Впрочем, это все были только чувства, ощущения, догадки. Наяву в Меркурии не было ничего мрачного: ну, ранен, ну, изнурен, а духом бодр, нравом покладист, приветлив, поддерживает излюбленные рассуждения старого князя Измайлова о том, что, слава Богу, Кутузов в армии, продли Господь его жизнь и здравие, вместе с соседями он пел даже разудалую частушку про француза-супостата:

Летит гусь

На Святую Русь,

Русь, не трусь.

Это не гусь,

А вор — воробей!

Русь, — не робей,

Бей, колоти

Один по девяти!

Мог и весьма кстати процитировать Державина о Наполеоне:

Пусть всей земле он трепетанье

Принес, не изгибав чела,

Но злого рока приказанье

Придет — и будет он земля!

Однако чуть Меркурий пришел в сознание, он как бы напрочь забыл о «лодке-самолетке», образ которой неотступно преследовал его в бреду.

Общение с ним было приятно не только Ангелине. Удостаивали его своим вниманием и сестры из офицерской палаты, особенно Нанси, и даже — что было всего поразительнее! — сама мадам Жизель.

* * *

Чем дальше шло время, чем сильнее разгорался пожар войны, тем настороженнее становилось отношение к французам. Гостеприимного дома мадам теперь избегали прежние завсегдатаи, даже Ангелине было как-то неловко, днем ухаживая за русскими ранеными, проводить вечера с соплеменницею тех, кто вверг в страдания их — и всю Россию. Однако мадам Жизель не переставала твердить, где только могла, что ненавидит «кровавое чудовище» (обычное прозвище Наполеона в ее устах), что молит Господа избавить Россию — ее вторую родину — от врага мира, что ей горька и обидна несправедливая ненависть русских, — и вот в один прекрасный день, одетая в простое холстиновое платье, с волосами, смиренно убранными под платок, она явилась перед княгиней Елизаветою с мольбою допустить ее до работы — пусть и самой черной! — в госпитале. Княгиня согласилась — более от изумления, нежели от восхищения таким порывом. Так ли, иначе — мадам Жизель оказалась в солдатской палате и довольно прилежно принялась за дело.

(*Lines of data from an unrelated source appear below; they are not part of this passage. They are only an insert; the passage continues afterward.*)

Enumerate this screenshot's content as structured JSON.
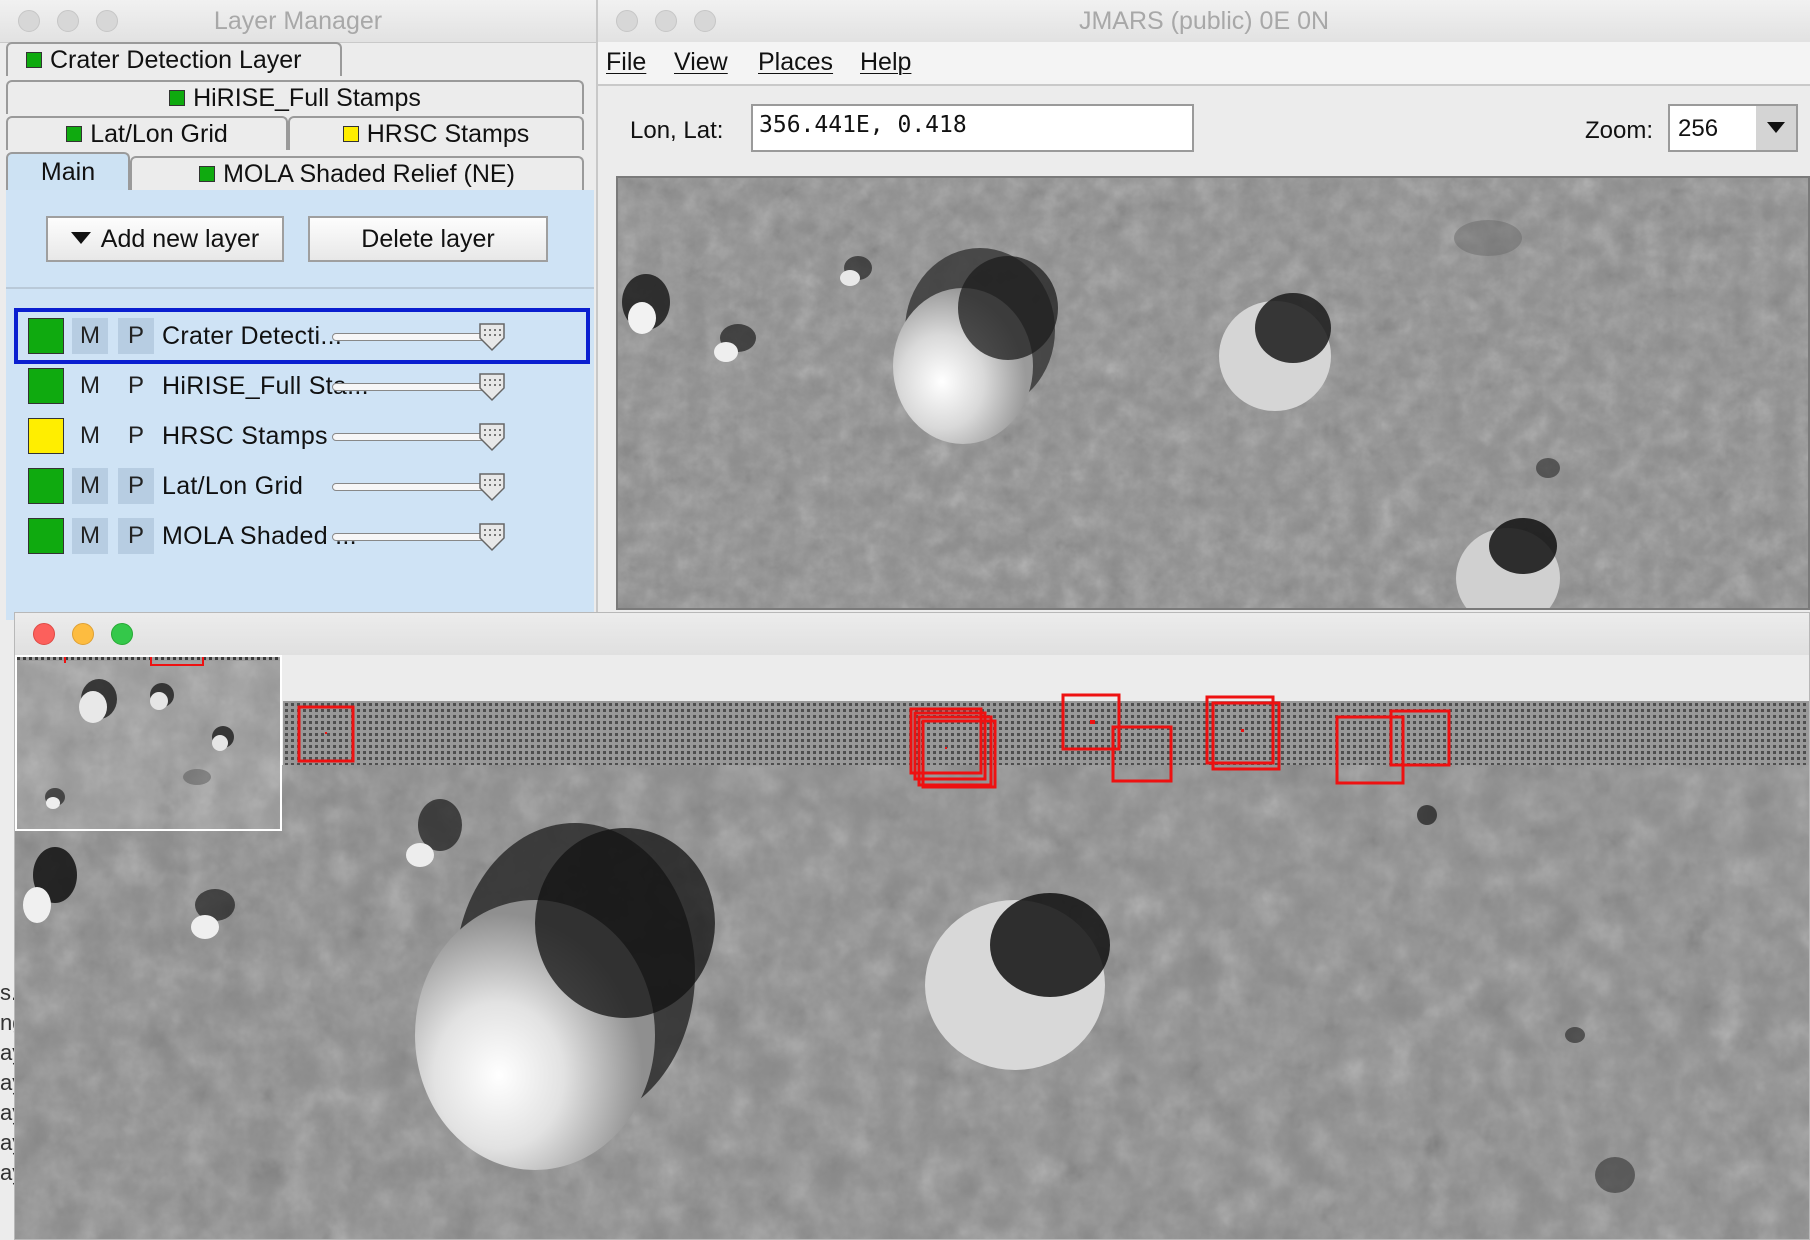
{
  "layer_manager": {
    "title": "Layer Manager",
    "tabs": [
      {
        "label": "Crater Detection Layer",
        "color": "#0faa0f"
      },
      {
        "label": "HiRISE_Full Stamps",
        "color": "#0faa0f"
      },
      {
        "label": "Lat/Lon Grid",
        "color": "#0faa0f"
      },
      {
        "label": "HRSC Stamps",
        "color": "#ffee00"
      },
      {
        "label": "Main"
      },
      {
        "label": "MOLA Shaded Relief (NE)",
        "color": "#0faa0f"
      }
    ],
    "add_layer_label": "Add new layer",
    "delete_layer_label": "Delete layer",
    "m_label": "M",
    "p_label": "P",
    "layers": [
      {
        "name": "Crater Detecti...",
        "color": "#0faa0f",
        "opacity": 1.0,
        "selected": true
      },
      {
        "name": "HiRISE_Full Sta...",
        "color": "#0faa0f",
        "opacity": 1.0
      },
      {
        "name": "HRSC Stamps",
        "color": "#ffee00",
        "opacity": 1.0
      },
      {
        "name": "Lat/Lon Grid",
        "color": "#0faa0f",
        "opacity": 1.0
      },
      {
        "name": "MOLA Shaded ...",
        "color": "#0faa0f",
        "opacity": 1.0
      }
    ]
  },
  "jmars": {
    "title": "JMARS (public) 0E 0N",
    "menu": [
      "File",
      "View",
      "Places",
      "Help"
    ],
    "lonlat_label": "Lon, Lat:",
    "lonlat_value": "356.441E, 0.418",
    "zoom_label": "Zoom:",
    "zoom_value": "256"
  },
  "left_edge_text": [
    "s.",
    "ng",
    "ay",
    "ay",
    "ay",
    "ay",
    "ay"
  ],
  "colors": {
    "selection_border": "#0a1fd0",
    "crater_box": "#ee1111",
    "panel_blue": "#cfe3f5"
  }
}
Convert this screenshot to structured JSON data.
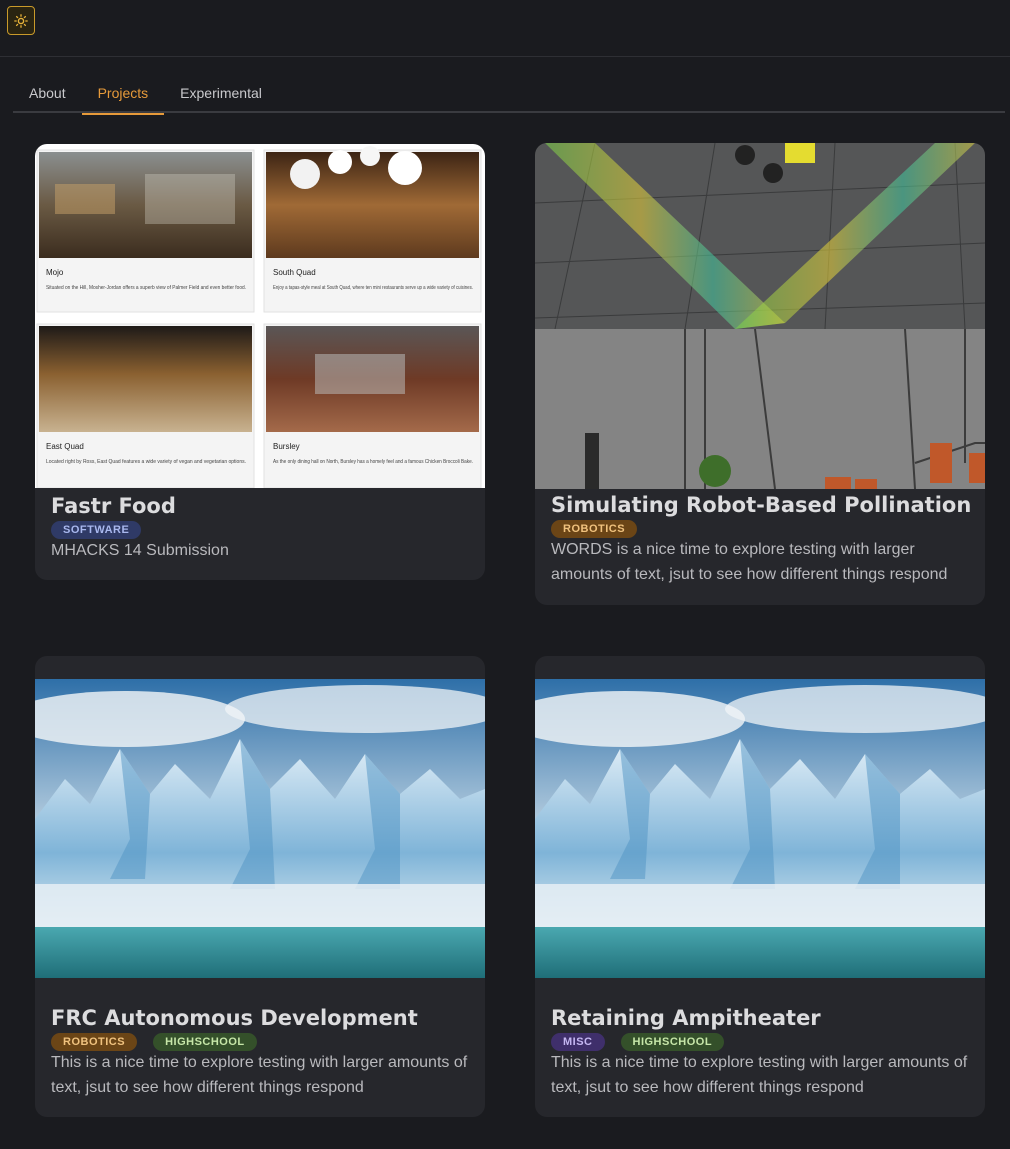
{
  "header": {
    "theme_toggle_icon": "sun-icon"
  },
  "tabs": [
    {
      "label": "About",
      "active": false
    },
    {
      "label": "Projects",
      "active": true
    },
    {
      "label": "Experimental",
      "active": false
    }
  ],
  "projects": [
    {
      "title": "Fastr Food",
      "tags": [
        "SOFTWARE"
      ],
      "description": "MHACKS 14 Submission",
      "image": {
        "kind": "dining-hall-collage",
        "panels": [
          {
            "name": "Mojo",
            "caption": "Situated on the Hill, Mosher-Jordan offers a superb view of Palmer Field and even better food."
          },
          {
            "name": "South Quad",
            "caption": "Enjoy a tapas-style meal at South Quad, where ten mini restaurants serve up a wide variety of cuisines."
          },
          {
            "name": "East Quad",
            "caption": "Located right by Ross, East Quad features a wide variety of vegan and vegetarian options."
          },
          {
            "name": "Bursley",
            "caption": "As the only dining hall on North, Bursley has a homely feel and a famous Chicken Broccoli Bake."
          }
        ]
      }
    },
    {
      "title": "Simulating Robot-Based Pollination",
      "tags": [
        "ROBOTICS"
      ],
      "description": "WORDS is a nice time to explore testing with larger amounts of text, jsut to see how different things respond",
      "image": {
        "kind": "robot-simulation"
      }
    },
    {
      "title": "FRC Autonomous Development",
      "tags": [
        "ROBOTICS",
        "HIGHSCHOOL"
      ],
      "description": "This is a nice time to explore testing with larger amounts of text, jsut to see how different things respond",
      "image": {
        "kind": "glacier"
      }
    },
    {
      "title": "Retaining Ampitheater",
      "tags": [
        "MISC",
        "HIGHSCHOOL"
      ],
      "description": "This is a nice time to explore testing with larger amounts of text, jsut to see how different things respond",
      "image": {
        "kind": "glacier"
      }
    }
  ],
  "colors": {
    "background": "#1a1b1f",
    "card": "#26272c",
    "accent": "#e69a3a"
  }
}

Раненые сперва дичились ее, да и она то и дело тянула носом из табакерки, не в силах скрыть брезгливость. Однако за несколько дней с мадам Жизель произошла диковинная перемена: нарумяненная кокетка неопределенного возраста бесследно исчезла, а на смену ей явилась приветливая «матушка Жиз» — еще не старушка, но вполне почтенная, заботливая, приветливая, самоотверженная женщина, которая умела успокоить самого расходившегося и нетерпеливого раненого своими песенками про пастушка Жана, или про Жаннет и белую козочку, или про разбитое сердце юного рыцаря, или про синие волны Дуная, по которым плывет шапка красавца гайдука, убитого предательски, а находит эту шапку его сестра и дает обет вечной мести… Песенки пелись то по-французски, то на каком-то вовсе непонятном языке, однако «матушка Жиз» весьма ловко перелагала их на русский, и эти баллады, и ее небольшой, но приятного тембра голосок успешно соперничали с разглядыванием множества лубочных картинок, на которых было изображено, как ополченцы Гвоздила и Долбила колошматили французов; надписи под картинами гласили: «Вот тебе, мусье, раз, а другой — бабушка даст!» — или: «Не дадимся в обман, не очнешься, басурман!» Эти картинки поднимали боевой дух, раненые твердили: «Скоро выздоровеем, потягаемся с французами. Мы видели их удаль, да где им устоять против штыков наших?!» — а песенки «матушки Жиз» смягчали сердце и потому нравились всем. Кроме Меркурия.